Running a company on any given day is not easy. But just imagine running multiple companies with the everyday challenges this economy is bringing. That takes energy, imagination, and a lot of guts.
Kimberly Remmereid does it with a knack for understanding both people and the industry. She has made her companies successful by thoroughly knowing her industry and her employees' abilities. And she also is good at recognizing niche markets.
Remmereid is involved in three companies, all based in Omaha, Neb. She was president of, and remains involved with, CYC Constructions Inc., a commercial construction contractor. She is founder and president of KimCon Inc., her most recent venture, which provides rebar and reinforcing installation for commercial, structural, civil, and industrial projects. Another company she founded and heads is Remcon, which provides precast and structural steel erection, along with finished carpentry.

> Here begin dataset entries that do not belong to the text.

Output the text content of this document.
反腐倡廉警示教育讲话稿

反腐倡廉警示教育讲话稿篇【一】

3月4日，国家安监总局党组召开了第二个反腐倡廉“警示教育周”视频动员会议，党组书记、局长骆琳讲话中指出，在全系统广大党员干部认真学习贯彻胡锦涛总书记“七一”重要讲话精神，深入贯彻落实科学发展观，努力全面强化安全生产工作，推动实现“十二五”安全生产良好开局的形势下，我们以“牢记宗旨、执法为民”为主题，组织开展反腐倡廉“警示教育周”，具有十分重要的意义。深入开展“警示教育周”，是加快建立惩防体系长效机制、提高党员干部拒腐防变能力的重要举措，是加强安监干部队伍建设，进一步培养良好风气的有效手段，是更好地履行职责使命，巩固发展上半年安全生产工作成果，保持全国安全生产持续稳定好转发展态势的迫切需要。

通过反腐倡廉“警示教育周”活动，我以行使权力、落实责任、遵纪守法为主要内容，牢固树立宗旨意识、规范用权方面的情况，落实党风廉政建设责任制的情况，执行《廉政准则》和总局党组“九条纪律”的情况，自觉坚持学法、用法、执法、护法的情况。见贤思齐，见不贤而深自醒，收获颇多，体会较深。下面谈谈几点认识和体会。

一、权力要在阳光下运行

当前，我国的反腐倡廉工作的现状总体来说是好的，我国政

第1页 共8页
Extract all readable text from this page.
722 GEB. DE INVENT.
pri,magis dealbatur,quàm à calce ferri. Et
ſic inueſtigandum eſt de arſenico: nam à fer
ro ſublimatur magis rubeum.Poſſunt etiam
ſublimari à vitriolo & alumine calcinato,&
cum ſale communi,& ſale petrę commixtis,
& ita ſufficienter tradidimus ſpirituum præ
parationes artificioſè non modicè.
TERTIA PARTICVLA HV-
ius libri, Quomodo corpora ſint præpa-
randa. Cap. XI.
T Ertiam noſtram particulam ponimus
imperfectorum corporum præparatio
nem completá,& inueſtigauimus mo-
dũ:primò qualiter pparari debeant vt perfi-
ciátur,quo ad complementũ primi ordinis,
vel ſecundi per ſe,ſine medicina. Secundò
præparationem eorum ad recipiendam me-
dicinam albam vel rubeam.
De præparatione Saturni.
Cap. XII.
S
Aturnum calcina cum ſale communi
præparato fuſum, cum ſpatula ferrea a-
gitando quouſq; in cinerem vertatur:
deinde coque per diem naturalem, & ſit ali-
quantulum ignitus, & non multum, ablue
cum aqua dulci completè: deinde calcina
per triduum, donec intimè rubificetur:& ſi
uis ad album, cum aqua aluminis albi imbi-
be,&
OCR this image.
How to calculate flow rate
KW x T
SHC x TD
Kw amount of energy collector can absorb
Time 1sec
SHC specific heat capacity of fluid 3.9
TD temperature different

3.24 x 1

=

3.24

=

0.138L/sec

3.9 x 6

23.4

It's a lot for one person to cover. Remmereid has worked in the industry for more than 19 years in management and human resources and and has seen what the industry's needs are and how her employees can meet those needs.
To be successful, she tries to work closely with every client on all of their projects. She calls it “forming a virtual partnership.” Remmereid believes the individual attention to details will ensure that all of her clients' expectations are met. She hopes that philosophy will guide them through these turbulent times.
So far, her attention to her clients through tight partnerships has paid off. In November, a new joint headquarters opened for CYC Construction and Remcon. It's a win-win situation. “Employee morale reached an all-time high as we completed this new facility,” says Shelly Jochim, operations and business development director. “We anticipate the companies' enhanced in-house technology will help employees produce results and reach goals even more quickly.”
Helping the employees do their job better displays Remmereid's human resources instincts while she is still benefiting her clients—a good return in today's volatile market.
For Remmereid, keeping up on trends in management and construction is done the old fashioned way—by meeting and networking with others in the industry. There really isn't a better way.
She belongs to many organizations and associations in human resources and construction, including the National Association of Women in Construction. There, women from all phases of construction can meet and discuss how to face various challenges.
Although Remmereid has proven through her success that a woman in the construction industry can succeed, every bit of advice helps. Not to mention she can inspire others along the way.